Cumbrian Delights
Mid-May saw EBTS UK members from across the UK & USA getting together with guests from EBTS France & our European President Véronique Goblet d’Alviella in the delights of the Cumbrian countryside for the AGM weekend of garden visits and talks including one by our Patron, Lord Cavendish of Furness. Based at the Netherwood Hotel, Grange over Sands whilst missing the Eurovision Song Contest in favour of a formal dinner, we were treated to some spectacular gardens and celebrated World Topiary day at its home Levens Hall with demonstrations by Chris Poole and Phil Seabrook (Tip Top Topiary).
Gresgarth Hall
A beautiful 12-acre garden on a sloping site above a tributary of the River Lune. The garden is arranged as a series of terraces below the historic Gothic-style house of Gresgarth Hall. The garden is the creation of the garden designer Arabella Lennox-Boyd, who moved here with her family in 1978. She has developed the gardens herself by combining Italian style with British plantsmanship.

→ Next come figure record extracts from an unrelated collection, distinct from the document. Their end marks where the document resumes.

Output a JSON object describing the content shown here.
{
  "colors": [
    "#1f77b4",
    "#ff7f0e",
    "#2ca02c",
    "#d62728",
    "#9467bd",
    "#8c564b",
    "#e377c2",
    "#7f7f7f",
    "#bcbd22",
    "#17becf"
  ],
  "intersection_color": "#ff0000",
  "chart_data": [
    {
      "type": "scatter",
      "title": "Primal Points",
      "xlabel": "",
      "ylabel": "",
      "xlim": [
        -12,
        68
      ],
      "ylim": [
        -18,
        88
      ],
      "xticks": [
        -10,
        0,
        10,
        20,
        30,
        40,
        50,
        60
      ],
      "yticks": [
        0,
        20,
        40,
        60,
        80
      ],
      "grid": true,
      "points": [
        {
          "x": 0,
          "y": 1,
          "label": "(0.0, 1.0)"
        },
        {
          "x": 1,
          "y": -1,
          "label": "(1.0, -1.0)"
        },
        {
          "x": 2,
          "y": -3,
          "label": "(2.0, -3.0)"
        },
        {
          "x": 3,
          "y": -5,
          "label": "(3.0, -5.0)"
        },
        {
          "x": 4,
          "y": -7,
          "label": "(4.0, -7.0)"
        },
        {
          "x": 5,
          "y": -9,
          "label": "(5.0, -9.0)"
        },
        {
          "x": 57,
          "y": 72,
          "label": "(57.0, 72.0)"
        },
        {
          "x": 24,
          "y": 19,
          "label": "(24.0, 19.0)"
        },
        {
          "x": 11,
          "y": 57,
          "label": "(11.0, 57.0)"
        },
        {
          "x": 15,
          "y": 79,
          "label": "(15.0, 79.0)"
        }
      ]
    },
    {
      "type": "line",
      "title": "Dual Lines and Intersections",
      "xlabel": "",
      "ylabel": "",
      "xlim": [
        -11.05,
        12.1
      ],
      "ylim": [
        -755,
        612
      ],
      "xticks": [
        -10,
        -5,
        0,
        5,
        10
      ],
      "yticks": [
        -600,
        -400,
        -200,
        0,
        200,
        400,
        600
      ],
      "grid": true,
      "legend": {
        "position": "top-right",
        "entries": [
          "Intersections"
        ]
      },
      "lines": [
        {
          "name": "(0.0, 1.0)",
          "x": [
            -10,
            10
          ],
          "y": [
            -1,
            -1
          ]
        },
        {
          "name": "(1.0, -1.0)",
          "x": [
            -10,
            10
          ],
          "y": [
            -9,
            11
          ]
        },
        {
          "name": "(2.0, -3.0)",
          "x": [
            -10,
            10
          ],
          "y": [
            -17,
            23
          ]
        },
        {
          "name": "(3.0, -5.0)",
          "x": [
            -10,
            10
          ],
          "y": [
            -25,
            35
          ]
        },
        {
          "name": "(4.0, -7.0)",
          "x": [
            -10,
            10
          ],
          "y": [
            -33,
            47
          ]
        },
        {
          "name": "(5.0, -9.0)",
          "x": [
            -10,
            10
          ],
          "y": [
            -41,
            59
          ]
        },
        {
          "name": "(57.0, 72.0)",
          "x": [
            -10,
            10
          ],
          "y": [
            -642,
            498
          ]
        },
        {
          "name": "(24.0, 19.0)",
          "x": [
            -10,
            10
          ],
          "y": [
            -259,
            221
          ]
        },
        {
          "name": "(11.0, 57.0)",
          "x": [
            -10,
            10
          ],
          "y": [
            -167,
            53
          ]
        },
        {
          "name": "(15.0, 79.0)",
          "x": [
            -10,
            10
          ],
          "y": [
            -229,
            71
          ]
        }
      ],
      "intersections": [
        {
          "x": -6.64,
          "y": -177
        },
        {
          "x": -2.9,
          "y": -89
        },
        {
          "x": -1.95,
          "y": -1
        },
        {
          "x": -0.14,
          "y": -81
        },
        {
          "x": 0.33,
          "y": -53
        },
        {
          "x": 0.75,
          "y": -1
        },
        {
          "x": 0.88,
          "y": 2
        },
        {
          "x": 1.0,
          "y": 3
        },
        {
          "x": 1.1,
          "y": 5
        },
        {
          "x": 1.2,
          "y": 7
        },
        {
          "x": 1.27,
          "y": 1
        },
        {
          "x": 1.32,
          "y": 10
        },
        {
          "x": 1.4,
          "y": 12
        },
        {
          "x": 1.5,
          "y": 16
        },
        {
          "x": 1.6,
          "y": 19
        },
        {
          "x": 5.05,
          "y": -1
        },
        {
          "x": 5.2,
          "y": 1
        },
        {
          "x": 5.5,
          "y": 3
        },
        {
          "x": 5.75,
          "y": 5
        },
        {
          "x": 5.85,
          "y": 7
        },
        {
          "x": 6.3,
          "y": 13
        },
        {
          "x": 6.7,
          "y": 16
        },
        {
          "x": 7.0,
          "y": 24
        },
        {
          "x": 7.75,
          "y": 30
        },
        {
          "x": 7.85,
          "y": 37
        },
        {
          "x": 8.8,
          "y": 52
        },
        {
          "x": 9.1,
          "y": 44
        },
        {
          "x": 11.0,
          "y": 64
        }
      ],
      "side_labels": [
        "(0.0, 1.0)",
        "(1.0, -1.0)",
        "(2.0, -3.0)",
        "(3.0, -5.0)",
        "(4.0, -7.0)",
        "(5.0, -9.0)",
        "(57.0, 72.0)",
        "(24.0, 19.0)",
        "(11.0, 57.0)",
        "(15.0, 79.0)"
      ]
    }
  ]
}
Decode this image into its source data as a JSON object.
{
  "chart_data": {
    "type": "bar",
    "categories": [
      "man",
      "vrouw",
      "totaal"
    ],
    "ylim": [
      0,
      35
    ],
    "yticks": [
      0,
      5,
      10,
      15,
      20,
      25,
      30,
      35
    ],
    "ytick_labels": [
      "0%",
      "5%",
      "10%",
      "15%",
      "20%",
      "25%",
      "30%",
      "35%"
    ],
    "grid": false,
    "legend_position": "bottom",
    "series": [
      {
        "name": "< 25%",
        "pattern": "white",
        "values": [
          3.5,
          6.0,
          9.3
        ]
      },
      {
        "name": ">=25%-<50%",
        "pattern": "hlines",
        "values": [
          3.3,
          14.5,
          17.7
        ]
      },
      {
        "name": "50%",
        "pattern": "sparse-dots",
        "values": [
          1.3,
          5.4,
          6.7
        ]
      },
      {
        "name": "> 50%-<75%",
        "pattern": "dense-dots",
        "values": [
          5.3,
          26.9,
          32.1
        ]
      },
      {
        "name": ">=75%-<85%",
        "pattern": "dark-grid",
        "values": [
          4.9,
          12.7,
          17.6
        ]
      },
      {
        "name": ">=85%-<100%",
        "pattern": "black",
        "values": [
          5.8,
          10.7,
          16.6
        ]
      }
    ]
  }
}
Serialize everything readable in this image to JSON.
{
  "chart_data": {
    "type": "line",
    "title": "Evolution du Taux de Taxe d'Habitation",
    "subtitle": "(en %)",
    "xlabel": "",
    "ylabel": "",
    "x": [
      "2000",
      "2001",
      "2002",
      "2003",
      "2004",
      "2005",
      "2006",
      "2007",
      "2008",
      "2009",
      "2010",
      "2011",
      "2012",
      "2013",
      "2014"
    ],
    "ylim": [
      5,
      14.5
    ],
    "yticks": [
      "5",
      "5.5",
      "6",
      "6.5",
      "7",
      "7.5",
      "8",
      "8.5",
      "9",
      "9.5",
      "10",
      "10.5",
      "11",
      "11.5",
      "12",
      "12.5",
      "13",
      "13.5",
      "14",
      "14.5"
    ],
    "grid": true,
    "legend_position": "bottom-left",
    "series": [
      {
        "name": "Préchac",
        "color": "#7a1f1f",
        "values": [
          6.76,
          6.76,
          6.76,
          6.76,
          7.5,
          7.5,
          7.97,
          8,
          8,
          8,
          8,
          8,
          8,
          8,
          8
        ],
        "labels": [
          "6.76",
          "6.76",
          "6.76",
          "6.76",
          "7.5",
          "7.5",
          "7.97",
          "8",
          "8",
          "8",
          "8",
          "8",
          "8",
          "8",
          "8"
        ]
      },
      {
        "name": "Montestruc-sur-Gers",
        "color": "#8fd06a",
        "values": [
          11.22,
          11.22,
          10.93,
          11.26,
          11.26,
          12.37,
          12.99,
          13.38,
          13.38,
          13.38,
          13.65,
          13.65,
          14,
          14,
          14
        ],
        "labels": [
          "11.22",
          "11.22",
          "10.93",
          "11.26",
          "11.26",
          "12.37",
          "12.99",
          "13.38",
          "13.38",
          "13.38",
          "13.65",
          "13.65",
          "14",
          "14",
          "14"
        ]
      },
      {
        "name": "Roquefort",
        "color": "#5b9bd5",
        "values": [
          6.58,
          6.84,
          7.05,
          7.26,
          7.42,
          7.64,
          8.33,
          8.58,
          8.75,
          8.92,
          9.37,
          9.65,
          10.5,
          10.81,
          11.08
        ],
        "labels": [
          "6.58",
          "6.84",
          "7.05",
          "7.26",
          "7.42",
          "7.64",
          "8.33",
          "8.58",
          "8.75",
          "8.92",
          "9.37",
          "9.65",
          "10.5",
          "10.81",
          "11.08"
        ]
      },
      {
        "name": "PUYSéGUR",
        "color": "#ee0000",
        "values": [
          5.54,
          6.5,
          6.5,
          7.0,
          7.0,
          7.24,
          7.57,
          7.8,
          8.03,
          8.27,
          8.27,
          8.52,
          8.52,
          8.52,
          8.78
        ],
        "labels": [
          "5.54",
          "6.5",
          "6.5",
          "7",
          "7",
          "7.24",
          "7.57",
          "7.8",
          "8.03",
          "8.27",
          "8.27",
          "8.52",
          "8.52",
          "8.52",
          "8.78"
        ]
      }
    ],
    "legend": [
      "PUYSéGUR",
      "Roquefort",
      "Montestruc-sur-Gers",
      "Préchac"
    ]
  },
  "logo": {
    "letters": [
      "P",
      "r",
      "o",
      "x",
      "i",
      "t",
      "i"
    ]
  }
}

Summerdale Garden & Nursery
Owners Gail and David Sheals are former doctors who are now ploughing a different furrow in the world of horticulture since moving here in 1997. Summerdale is a 1½-acre part-walled country garden set around an 18th century former vicarage. Several defined areas have been created by hedges, each with its own theme and linked by intricate cobbled pathways. It is a beautiful setting
with fine views across to Farleton Fell. There are traditional herbaceous borders, ponds, woodland and meadow planting which provide year-round interest. There are large collections of auricula, primulas and snowdrops.
Lawland Hall, Austrick
The house is a stone-built Elizabethan manor which Giles and Felicity Bowring inherited in 1987. The garden has been gradually developed to create a nature friendly environment which is now almost organic. Hedges of beech, yew and box help to divide up the area (about 1½ acres). There are mixed borders formally laid 3 out in the upper garden which gives way to long grass planted with bulbs and native wild flowers running downhill towards the lake which was created in the early 2020s from the nearby beck and which attracts wildlife including kingfishers and herons. A central axis runs from the back of the house towards a small “ride” in the wood beyond the lake consisting of cone-shaped yews and an avenue of Malus hupehensis.
Levens Hall
A truly spectacular garden dating back to the 1690s, the ten acres of gardens retain many original features including the world’s oldest topiary gardens. This surreal and unique collection of ancient box and yew trees, in abstract or geometric shape, rises up from a beautiful display of underplanting. The garden is populated with an ever-changing array of over 30,000 bedding plants which are all grown in the greenhouses on site.
Holker Hall
Holker Hall is the home of the patron of EBTS UK, Lord Cavendish of Furness. It was described by Pevsner as “the grandest building of its date in Lancashire…by the best architects then living in the county.” The building dates from the 16th 4 century, with alterations, additions, and rebuilding in the 18th and 19th centuries. The west wing was rebuilt after a major fire in 1871. The 23 acres of gardens comprise a series of formal gardens set within a more informal landscape of interesting trees, shrubs and meadows. They are planted to offer year-round inspiration for casual visitors and keen gardeners alike. The spring is a riot of colour with displays of tulips, daffodils, wallflowers and spring meadows, framed by majestic rhododendrons and magnolias. Summer brings billowing borders packed with colour and exciting tender plants, and wonderful summer flowering trees such as Styrax, Stewartia and Eucryphia. Much of the gardens you see today,
were developed by Lord and Lady Cavendish over the last 40 years. The gardens are now entering a new phase with their daughter Lucy Cavendish and her husband, Tor McLaren, now starting to make their own mark with the help of Head Gardener Matthew Murgatroyd.